Thursday, January 3, 2019

In an open letter, Agnivesh praises women of Kerala, CM Pinarayi Vijayan


Kerala under Pinarayi Vijayan is becoming a laboratory for the democratic self-assertion of women.


I congratulate the two young women of Kerala – Bindu and Kanaka Durga – who have, in breaking the obscurantist, discriminative custom imposed on Sabarimala by Brahmanical patriarchy, raised the banner for women’s liberation and empowerment for all oppressed women in India. If the women’s wall on the New Year day demonstrated the collective power of women in Kerala, this act of exemplary bravery highlights its very source –the awesome willpower of individual women, who will endure no longer the oppression of obscurantist religious customs and practices.

If Gujarat under Narendra Modi was turned into a Hindutva laboratory, Kerala under Pinarayi Vijayan is becoming the laboratory for the democratic self-assertion of women. It is significant that women are at the forefront of this historic upsurge of resistance. I have no doubt at all that women’s firm resolve and noble courage will stall and beat back the invasion of Kerala by parivar mercenaries and anarchists.


It is significant that the women who constituted the Navodhana wall of resistance to fascist forces on the New Year day, the longest in history, were predominantly Hindu. They are authentic Hindus, wise enough to know that Hindutva is the greatest danger to Hinduism. While Hinduism respects women, aggressive, male-dominated Hindutva wants to keep them subjugated and degraded. The women of Kerala have declared unequivocally that they will fight these regressive forces to the finish.

I appeal to all Indians to be in solidarity with the people of Kerala, as they negotiate this difficult phase in their history. They are being punished for the sinking fortunes of the BJP in its traditional strongholds. The desperation with which the RSS and the BJP are trying to infiltrate into Kerala is necessitated by their need to compensate for huge erosion in their popularity in north India.

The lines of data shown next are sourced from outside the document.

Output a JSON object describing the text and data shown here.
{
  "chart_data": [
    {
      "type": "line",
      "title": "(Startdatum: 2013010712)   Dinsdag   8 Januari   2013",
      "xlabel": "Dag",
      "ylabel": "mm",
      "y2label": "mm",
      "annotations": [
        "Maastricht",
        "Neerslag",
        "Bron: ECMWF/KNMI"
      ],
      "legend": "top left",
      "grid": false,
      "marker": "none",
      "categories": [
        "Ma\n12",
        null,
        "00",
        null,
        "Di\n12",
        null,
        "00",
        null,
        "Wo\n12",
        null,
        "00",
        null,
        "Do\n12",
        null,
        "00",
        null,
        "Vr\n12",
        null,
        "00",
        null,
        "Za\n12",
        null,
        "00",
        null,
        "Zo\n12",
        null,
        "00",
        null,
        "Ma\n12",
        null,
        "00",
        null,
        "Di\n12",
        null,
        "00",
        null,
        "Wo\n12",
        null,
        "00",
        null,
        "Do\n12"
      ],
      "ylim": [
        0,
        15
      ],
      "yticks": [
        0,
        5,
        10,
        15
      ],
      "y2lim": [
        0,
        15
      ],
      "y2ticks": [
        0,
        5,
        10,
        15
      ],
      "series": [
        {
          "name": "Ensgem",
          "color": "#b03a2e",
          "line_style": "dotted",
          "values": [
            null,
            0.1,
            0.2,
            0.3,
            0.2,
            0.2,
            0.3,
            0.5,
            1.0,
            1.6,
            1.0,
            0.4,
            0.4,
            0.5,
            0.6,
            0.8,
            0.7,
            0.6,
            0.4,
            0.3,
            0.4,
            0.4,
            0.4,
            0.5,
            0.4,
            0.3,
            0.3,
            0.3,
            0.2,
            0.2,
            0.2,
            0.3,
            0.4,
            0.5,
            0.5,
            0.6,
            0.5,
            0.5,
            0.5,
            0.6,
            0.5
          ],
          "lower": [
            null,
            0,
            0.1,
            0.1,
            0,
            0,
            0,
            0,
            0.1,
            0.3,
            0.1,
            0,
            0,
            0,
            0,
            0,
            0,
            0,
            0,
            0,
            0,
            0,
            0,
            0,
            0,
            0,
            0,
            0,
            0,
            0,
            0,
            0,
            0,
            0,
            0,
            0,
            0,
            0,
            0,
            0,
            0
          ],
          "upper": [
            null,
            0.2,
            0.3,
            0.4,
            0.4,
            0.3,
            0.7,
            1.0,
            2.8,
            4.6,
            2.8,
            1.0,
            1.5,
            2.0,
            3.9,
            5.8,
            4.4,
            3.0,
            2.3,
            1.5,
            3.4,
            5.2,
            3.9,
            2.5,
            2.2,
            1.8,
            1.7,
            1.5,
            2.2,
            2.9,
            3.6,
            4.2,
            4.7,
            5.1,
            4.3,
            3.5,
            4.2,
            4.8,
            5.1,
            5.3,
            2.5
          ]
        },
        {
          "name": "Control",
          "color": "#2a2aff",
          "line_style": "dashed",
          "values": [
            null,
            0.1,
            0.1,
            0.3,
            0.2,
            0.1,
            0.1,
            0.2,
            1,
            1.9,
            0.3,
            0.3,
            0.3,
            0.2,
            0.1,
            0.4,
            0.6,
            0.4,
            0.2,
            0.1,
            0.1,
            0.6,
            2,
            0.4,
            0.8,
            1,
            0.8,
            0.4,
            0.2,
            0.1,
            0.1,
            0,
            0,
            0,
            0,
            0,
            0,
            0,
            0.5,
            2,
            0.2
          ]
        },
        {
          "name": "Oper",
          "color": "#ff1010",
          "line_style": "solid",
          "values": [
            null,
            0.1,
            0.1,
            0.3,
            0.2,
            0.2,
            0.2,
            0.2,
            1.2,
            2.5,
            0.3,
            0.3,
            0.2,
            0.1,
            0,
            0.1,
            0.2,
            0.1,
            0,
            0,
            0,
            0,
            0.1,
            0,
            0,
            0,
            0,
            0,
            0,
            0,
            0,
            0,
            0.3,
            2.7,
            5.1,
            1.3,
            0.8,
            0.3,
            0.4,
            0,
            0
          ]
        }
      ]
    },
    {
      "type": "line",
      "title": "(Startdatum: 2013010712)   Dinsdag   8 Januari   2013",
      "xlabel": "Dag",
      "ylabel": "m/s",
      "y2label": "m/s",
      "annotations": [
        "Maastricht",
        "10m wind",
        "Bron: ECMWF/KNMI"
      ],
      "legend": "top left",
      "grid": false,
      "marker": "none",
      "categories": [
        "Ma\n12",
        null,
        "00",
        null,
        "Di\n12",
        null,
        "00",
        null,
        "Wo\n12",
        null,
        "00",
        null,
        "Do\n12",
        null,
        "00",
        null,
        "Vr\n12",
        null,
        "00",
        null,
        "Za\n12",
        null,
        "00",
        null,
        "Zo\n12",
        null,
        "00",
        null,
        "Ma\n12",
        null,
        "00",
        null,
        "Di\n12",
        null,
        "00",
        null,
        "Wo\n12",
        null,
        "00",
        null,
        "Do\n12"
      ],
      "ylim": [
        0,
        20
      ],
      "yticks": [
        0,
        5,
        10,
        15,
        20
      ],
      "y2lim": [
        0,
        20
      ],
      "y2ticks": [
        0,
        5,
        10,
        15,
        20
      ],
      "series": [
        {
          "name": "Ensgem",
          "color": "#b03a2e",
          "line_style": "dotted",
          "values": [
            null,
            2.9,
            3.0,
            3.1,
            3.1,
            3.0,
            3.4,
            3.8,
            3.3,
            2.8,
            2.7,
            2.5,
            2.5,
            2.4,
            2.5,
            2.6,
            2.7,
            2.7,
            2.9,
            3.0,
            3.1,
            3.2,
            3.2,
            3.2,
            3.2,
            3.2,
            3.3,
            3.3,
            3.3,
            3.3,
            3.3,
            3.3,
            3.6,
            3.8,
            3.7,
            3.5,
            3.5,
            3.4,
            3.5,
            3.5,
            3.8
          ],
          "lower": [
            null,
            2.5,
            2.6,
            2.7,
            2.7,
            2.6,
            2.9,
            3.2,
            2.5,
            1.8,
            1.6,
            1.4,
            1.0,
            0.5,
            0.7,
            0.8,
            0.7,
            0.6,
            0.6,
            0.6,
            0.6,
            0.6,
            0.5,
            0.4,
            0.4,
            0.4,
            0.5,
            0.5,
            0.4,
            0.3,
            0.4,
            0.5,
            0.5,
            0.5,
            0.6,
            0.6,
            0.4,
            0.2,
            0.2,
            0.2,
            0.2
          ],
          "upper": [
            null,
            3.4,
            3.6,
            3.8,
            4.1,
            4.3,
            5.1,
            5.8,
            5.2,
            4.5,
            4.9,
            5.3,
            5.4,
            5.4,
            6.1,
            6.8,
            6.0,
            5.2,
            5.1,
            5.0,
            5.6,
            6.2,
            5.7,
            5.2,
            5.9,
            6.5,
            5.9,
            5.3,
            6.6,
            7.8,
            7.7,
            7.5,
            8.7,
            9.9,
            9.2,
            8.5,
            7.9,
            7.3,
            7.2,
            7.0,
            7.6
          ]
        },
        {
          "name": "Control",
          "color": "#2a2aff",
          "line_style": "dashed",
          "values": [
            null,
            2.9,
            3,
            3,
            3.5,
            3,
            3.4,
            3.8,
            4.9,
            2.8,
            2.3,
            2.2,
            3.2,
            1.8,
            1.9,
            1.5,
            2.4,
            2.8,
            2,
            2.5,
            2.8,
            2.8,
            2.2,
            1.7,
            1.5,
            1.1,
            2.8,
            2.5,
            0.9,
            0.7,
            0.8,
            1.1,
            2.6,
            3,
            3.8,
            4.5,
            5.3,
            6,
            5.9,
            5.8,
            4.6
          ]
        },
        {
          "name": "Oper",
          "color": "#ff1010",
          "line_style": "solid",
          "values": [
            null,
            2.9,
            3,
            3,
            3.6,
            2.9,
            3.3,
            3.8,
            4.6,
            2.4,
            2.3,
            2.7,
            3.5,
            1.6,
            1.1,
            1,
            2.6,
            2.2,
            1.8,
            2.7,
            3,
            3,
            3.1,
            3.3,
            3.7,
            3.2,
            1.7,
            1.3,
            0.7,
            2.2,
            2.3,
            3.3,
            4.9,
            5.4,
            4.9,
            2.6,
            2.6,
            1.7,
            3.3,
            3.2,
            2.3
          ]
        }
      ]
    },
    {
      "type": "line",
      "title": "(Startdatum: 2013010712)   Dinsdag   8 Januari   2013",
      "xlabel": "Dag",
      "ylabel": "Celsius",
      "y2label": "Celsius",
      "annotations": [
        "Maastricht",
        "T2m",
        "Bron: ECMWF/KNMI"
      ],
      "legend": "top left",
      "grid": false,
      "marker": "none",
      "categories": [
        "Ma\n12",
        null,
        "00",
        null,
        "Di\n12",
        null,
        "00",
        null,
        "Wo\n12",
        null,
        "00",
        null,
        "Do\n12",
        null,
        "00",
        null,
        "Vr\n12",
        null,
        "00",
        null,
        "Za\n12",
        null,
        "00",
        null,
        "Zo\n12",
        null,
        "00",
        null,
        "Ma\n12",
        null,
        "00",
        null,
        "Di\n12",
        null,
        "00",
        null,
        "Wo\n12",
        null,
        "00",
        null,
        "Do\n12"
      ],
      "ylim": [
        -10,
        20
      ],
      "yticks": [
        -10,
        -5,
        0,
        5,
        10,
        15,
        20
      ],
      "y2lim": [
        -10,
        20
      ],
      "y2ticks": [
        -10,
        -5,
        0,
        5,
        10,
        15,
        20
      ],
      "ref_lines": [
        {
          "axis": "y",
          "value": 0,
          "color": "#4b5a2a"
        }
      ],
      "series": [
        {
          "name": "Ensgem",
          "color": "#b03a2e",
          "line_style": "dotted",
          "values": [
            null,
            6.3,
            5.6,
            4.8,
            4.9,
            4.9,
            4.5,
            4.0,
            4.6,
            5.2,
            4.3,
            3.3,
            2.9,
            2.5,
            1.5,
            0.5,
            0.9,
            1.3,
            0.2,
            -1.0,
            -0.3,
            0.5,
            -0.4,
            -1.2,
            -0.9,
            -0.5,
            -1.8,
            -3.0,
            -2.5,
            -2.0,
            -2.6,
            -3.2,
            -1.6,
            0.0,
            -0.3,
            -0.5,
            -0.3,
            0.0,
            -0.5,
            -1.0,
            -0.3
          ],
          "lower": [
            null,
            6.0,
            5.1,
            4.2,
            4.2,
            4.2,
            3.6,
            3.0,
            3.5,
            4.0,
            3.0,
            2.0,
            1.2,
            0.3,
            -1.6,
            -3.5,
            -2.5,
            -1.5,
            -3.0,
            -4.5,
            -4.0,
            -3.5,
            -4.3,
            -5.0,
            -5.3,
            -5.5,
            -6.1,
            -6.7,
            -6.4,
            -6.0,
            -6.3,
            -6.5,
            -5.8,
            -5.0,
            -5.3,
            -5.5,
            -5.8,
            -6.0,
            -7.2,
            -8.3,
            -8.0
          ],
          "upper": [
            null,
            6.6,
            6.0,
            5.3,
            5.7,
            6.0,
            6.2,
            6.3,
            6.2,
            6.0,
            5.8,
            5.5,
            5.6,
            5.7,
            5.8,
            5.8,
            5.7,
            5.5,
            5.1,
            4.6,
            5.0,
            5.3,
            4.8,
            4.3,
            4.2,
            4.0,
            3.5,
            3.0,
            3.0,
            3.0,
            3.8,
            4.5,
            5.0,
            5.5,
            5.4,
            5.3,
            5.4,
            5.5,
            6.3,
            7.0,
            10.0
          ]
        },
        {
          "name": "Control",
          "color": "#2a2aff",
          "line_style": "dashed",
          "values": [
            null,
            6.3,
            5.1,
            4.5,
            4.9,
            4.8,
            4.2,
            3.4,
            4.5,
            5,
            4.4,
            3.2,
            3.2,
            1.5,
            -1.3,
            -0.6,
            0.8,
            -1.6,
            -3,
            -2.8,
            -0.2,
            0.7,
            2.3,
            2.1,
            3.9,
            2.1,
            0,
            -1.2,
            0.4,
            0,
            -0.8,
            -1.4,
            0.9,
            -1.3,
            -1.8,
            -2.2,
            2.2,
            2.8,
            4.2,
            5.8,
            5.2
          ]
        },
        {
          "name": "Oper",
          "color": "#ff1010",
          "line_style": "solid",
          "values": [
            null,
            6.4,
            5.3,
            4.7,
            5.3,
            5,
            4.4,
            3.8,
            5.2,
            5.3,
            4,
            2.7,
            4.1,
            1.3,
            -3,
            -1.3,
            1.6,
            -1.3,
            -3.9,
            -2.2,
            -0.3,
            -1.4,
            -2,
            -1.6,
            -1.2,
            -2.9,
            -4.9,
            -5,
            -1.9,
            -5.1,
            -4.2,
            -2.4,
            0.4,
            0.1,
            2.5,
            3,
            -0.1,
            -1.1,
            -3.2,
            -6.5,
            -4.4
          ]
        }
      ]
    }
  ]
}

Kerala is paying the price for Modi’s lust for power and the maniacal desire to hang on. I have good reasons to believe that the Sangh parivar will meet it with its Waterloo in ‘God’s own Country’. Ironically, the slap on its face will be dealt not by a decorated military leader, but the discriminated-against women of Kerala, who have gained for themselves a voice and a mission that their counterparts in India need to emulate.